Malone, chairman of Liberty Media Corp., struck a deal that could nearly double his company’s voting stake in News Corp. -- a move that some analysts believe could lay the groundwork for an eventual asset swap with the media giant.
Liberty announced Nov. 3 after market close that it had agreed to a total-return-swap agreement that would allow it to buy 84.7 million News Corp. voting shares from Merrill Lynch International worth about $1.5 billion by April. The complicated transaction would eventually boost Liberty’s ownership stake in News Corp. to 17% from its current level of 9%.
The total-return-swap structure allows Liberty to gain control of a large block of News Corp. stock without having to immediately pony up the cash.
According to a Liberty press release, the swap is scheduled to terminate in April 2005. At that time, Liberty would have to pay Merrill -- in marketable securities or cash -- the difference between the value of the shares (about $17.50 each) and its April trading price if the trading price of the News Corp. shares goes down. If it goes up, Merrill would have to pay Liberty the difference. Liberty also agreed to pay Merrill interest on the value of the shares.
The deal was a one-time window of opportunity for Liberty, as News Corp. received Australian judicial approval for its reincorporation as a U.S.-based company the same day.
Because of the impending domicile shift -- expected to be completed by Nov. 12 -- several Australian index funds had to divest their News Corp. shares.
“There was a unique opportunity to get our hands on a very large block in one transaction,” Liberty spokesman Mike Erickson said.
Erickson added that the deal still needs antitrust approval in the United States and Australian foreign-ownership approval.
While the swap further aligns Liberty’s economic interest with its voting interest in News Corp. -- it currently has 410 million nonvoting shares and 96 million voting shares -- analysts were split as to Liberty’s motives.
Stifel Nicolaus & Co. cable analyst Ted Henderson saw the moves as a way for Liberty to swap its voting shares for operating assets from News Corp., mainly because voting shares are most important to the media giant’s controlling shareholder, chairman Rupert Murdoch. Murdoch and his family own about 30% of News Corp.’s voting stock.

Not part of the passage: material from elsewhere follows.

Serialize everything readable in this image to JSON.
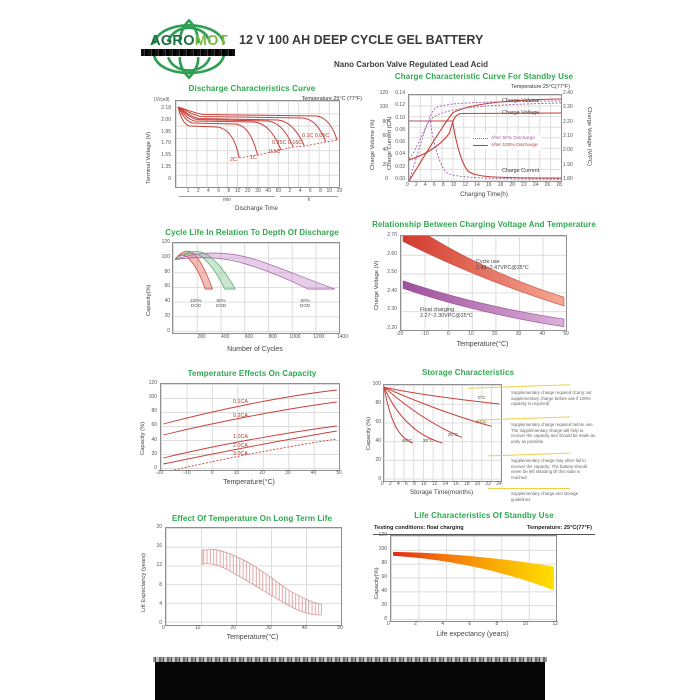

“To us, this gives Liberty a position in a more valuable currency to possibly transact with News Corp. specifically, or as currency to acquire another operating business,” Henderson wrote in a research report.
Citigroup Smith Barney cable analyst Niraj Gupta saw the moves as potential first steps in the breakup of Liberty, writing in a report that the deal “makes Liberty an increasingly attractive long-term acquisition target for News Corp.”
Erickson would not comment on speculation. He added that Liberty has long said that it would be interested in swapping stock it owns in public companies for operating assets, but it has never mentioned News Corp. specifically.
In a conference call with analysts to discuss News Corp.’s quarterly results, Murdoch said he didn’t know what Liberty’s motives were, but he was “not losing sleep over it.”
“John [Malone] is buying more shares,” Murdoch said on the conference call. “It confirms that he has an eye for value.”
But Murdoch was unaware of the Liberty move until it was completed -- the second time since January that Malone did not inform him prior to purchasing a big block of News Corp. shares. And that started some tongues wagging.
“We do not believe Mr. Murdoch is pleased with Liberty’s maneuvers and, in turn, Mr. Murdoch and News Corp. are likely to respond over the next several months,” Fulcrum Global Partners LLC media analyst Richard Greenfield wrote. “We sense that relations between News Corp. and Liberty are not what they once were.”
Erickson said Liberty’s relationship with News Corp. hasn’t changed.
“If you were buying a huge chunk of stock of a company, would you talk to anybody on the chance that it would get leaked and run the price up?” Erickson asked. “Both times, we’ve called [Murdoch] as soon after the transaction was done as possible. There wasn’t anything nefarious. We didn’t talk to anybody.”